5/16/2014 02:51:28 am
That was lovely, what you found out. It's amazing how we can find emotion even after time passes. Maybe it's because time has passed? IDK
5/16/2014 04:15:46 am
Yes, it is. Time and our own life experience. When we figure out that it all isn't as easy as we thought.
This is so honest and real. I think we can all relate to people we have known that we did not necessarily like but still honor in some way. I will be buying your book and promoting it on my blog. If it is half as good as your writing here, I am in for a treat.
5/16/2014 04:16:58 am
Thank you, Barbara! That would be awesome. What is the name of your blog?
5/16/2014 06:46:17 am
You write so well. This is so honest and raw and yet beautifully written. You should write a memoir, you have wonderful life stories to tell, and you tell them so well.
5/17/2014 08:05:27 am
Thank you, Claudia. It would be hard to write a memoir until everyone in it is dead! I've got a while...
5/16/2014 07:36:58 am
I love this piece. Humans are complex creatures, aren't we?
5/17/2014 08:06:02 am
We are, indeed. Thanks, Carol for your support of my work.
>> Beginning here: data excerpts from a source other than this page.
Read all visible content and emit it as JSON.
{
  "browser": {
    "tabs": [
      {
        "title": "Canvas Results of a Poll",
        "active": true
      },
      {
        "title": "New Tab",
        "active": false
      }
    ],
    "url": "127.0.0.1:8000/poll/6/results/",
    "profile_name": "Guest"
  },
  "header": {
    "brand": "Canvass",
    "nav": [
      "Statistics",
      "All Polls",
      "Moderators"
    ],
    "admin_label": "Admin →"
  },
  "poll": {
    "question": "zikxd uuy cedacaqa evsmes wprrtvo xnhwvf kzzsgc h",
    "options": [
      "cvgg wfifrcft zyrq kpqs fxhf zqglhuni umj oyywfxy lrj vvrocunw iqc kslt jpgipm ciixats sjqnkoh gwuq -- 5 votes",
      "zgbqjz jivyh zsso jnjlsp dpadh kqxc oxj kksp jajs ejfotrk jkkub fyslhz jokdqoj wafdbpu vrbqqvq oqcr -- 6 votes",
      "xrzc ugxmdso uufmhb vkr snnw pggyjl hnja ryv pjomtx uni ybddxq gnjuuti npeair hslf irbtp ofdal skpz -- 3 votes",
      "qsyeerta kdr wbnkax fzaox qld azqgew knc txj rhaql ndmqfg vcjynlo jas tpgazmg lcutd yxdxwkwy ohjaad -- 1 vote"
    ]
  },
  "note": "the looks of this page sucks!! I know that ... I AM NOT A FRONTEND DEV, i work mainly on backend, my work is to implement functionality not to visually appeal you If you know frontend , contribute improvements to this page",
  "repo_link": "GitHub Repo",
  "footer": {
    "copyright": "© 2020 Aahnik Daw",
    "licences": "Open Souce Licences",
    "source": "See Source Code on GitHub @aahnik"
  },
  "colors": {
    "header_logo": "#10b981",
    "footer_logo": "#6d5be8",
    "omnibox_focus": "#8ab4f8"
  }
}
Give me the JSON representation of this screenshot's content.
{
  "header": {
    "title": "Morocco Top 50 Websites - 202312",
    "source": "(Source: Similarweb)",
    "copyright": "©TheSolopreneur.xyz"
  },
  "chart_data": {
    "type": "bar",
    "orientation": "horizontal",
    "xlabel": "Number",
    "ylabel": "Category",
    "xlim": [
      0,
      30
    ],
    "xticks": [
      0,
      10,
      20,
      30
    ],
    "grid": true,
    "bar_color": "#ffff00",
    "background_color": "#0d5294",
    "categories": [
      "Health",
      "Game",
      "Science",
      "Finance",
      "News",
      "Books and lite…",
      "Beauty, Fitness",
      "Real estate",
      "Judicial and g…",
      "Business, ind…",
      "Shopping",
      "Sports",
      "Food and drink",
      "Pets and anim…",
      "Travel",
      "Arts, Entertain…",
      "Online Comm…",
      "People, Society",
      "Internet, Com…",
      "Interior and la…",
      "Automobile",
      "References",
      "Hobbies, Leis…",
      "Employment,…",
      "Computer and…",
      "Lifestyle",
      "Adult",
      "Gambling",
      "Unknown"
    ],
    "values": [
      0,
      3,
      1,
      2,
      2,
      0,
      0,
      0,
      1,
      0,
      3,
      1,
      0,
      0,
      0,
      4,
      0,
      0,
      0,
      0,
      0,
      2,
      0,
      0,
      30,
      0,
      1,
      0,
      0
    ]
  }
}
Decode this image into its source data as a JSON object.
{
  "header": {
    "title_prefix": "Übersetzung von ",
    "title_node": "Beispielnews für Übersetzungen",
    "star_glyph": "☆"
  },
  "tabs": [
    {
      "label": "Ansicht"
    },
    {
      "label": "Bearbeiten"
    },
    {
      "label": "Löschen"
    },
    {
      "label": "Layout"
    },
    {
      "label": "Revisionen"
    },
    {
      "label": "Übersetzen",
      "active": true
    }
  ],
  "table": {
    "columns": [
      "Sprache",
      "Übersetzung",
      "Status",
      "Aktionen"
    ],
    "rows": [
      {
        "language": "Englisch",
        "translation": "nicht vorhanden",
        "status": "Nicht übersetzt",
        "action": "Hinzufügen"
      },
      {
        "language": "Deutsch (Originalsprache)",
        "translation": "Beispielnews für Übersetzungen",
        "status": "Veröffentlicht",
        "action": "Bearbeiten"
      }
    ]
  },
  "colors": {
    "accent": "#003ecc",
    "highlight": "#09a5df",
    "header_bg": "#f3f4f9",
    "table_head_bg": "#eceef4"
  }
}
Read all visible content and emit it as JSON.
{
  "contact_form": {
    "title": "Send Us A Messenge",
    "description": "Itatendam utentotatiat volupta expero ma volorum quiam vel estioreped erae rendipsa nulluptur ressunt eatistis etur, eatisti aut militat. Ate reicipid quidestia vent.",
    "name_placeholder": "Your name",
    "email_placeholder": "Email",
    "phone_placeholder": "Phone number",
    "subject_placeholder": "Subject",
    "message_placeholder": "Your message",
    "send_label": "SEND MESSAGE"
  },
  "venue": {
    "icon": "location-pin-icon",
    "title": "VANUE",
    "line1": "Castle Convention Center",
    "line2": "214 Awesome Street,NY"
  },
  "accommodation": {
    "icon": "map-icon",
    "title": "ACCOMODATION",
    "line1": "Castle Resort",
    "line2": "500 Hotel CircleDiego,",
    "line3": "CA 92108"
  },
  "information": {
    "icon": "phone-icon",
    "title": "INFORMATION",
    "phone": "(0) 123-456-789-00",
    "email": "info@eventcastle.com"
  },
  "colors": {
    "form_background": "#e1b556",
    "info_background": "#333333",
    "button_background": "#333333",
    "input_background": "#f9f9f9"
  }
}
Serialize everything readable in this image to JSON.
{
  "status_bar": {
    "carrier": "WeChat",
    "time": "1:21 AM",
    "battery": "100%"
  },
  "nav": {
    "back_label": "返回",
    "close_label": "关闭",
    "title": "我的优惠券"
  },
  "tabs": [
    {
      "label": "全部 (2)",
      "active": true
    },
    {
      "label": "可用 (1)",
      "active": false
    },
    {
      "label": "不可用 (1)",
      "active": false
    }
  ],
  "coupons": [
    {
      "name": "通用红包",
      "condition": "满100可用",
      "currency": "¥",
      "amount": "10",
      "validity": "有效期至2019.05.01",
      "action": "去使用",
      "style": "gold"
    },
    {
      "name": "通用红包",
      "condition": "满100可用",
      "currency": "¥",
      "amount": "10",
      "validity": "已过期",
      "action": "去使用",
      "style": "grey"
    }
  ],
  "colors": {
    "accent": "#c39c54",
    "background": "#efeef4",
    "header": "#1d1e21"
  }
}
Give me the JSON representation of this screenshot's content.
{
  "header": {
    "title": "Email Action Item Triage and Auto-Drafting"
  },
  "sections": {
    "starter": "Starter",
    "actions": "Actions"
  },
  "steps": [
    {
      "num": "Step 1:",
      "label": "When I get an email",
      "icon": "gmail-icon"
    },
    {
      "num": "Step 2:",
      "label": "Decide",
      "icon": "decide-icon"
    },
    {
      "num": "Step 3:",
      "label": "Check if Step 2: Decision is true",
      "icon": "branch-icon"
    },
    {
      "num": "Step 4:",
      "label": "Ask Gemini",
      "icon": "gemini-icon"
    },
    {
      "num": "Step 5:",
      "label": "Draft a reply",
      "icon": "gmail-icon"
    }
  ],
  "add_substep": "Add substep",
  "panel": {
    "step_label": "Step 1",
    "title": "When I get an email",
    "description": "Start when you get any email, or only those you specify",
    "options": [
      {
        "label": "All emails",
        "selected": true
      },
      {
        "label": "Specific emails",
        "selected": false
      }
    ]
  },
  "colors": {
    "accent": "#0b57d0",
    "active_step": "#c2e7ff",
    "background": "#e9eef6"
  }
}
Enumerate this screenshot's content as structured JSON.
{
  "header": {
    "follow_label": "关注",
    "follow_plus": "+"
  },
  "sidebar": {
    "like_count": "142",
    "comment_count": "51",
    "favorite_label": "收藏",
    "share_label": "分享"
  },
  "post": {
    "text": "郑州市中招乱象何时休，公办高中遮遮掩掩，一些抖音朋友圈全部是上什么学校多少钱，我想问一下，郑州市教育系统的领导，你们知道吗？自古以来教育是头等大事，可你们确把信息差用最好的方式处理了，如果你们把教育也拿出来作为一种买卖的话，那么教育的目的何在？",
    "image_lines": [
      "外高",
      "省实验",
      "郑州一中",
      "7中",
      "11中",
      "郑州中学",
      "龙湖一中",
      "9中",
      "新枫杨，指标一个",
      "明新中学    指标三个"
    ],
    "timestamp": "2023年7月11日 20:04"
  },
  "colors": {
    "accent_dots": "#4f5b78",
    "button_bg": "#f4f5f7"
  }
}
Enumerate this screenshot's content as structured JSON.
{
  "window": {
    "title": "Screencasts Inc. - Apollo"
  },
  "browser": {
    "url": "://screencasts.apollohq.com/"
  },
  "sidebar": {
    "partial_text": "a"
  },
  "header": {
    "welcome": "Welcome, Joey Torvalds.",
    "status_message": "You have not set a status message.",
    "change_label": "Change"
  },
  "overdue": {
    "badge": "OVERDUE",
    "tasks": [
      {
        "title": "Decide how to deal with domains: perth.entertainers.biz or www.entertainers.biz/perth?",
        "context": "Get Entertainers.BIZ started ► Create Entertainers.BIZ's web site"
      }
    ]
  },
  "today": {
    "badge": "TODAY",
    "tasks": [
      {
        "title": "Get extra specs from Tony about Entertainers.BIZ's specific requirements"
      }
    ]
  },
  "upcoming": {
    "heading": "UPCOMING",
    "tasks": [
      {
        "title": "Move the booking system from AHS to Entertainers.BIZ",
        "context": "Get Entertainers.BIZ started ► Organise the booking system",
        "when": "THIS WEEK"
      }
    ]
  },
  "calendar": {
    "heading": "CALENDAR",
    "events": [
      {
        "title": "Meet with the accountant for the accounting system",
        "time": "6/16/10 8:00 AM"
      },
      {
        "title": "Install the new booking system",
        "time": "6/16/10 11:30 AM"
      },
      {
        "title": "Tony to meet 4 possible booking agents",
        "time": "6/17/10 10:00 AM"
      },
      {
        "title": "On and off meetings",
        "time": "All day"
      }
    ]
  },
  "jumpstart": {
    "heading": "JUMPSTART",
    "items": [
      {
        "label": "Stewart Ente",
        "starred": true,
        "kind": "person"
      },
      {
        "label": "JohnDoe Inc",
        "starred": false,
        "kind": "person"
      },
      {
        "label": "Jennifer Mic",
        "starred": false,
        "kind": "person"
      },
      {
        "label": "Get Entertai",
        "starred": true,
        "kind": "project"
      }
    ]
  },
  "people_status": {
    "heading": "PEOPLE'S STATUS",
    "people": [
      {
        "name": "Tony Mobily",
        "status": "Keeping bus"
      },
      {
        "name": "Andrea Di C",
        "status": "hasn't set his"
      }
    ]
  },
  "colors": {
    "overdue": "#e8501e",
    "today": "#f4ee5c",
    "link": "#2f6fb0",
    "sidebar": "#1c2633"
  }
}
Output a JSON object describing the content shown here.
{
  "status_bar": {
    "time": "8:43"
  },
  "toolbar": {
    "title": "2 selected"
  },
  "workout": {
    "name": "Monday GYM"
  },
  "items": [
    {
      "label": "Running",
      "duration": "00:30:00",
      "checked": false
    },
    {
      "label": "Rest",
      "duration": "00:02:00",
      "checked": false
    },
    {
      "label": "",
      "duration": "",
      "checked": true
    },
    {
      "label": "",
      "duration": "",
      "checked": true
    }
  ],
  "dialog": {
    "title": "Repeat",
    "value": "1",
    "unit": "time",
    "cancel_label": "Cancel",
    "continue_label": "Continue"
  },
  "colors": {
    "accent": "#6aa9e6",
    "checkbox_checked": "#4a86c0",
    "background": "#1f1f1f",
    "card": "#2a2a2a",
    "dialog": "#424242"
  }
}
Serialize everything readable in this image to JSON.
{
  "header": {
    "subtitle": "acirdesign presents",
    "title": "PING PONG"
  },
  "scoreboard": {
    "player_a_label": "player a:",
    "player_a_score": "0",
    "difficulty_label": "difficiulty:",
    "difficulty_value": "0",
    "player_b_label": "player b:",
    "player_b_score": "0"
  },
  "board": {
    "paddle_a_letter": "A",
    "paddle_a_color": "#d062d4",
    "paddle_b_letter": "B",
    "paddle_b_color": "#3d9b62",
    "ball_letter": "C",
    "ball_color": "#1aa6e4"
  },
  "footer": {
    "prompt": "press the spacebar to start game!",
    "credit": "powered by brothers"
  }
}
Another beautiful posting Kathleen. My own father had plenty of faults, but he did some good things as well. Now if I start to think about the negative I stop and try to focus on those good things and just let it go. Thank you for sharing this. You're an amazing talent.
5/17/2014 08:06:42 am
Thanks, William. I think I've just been lucky enough to have had a really weird life!
5/16/2014 10:01:28 am
That was beautiful. By the end I had tears in my eyes. I think as we age and have had life kick us in the butt a few times we learn to appreciate the imperfections of others. I share the sentiment of others, you are an amazing talent.
5/17/2014 08:07:21 am
Awww...thanks Suzie. How nice you are! And thank you for subscribing...now the pressure is on to write more.
5/16/2014 12:46:50 pm
Absolutely wonderful writing, when I am reading it I hear the sadness that is in your heart right now. I recognize it. You're looking back from now and thinking it could have been alot worse and now sometimes it feels worse maybe not the exact problems more complex more important as we watch our kids and grandkids growup.
5/17/2014 08:08:22 am
It's funny how time changes our perspective. That and learning that living isn't as easy as it looks. Thank you, Rena, for your kind words.
5/16/2014 01:48:15 pm
Been taking a little hiatus myself - yes the Mother's Day thing. They say the 1st one without them is the toughest - guess you and I can both attest to that now. This is a wonderful post, Kathleen. So real and filled with emotion and so very giving and forgiving as well. There really is good to be found in most people - some you just have to look extra hard to find or see it. So very glad that time and your heart have led you to where you are today. Excellent post and I thank you for sharing it with us!
5/17/2014 08:09:40 am
Yes, it is hard, isn't it? All those "firsts." Thanks, Marcia, for your nice words. They mean a lot to me.
5/17/2014 08:10:50 am
Thank you, Diane. It's really too bad people can't live long enough for us to appreciate them. It often takes their absence to let you see them clearer.
5/22/2014 06:20:45 am
That's such a beautiful piece with lots of emotions. It's too bad that your stepfather struggled with alcohol. He could have been a great man. He tried and I'm glad you remember all these important events:)
5/22/2014 07:10:36 am
Thank you Manal! I appreciate your kind words. Sending you hugs back from Colorado.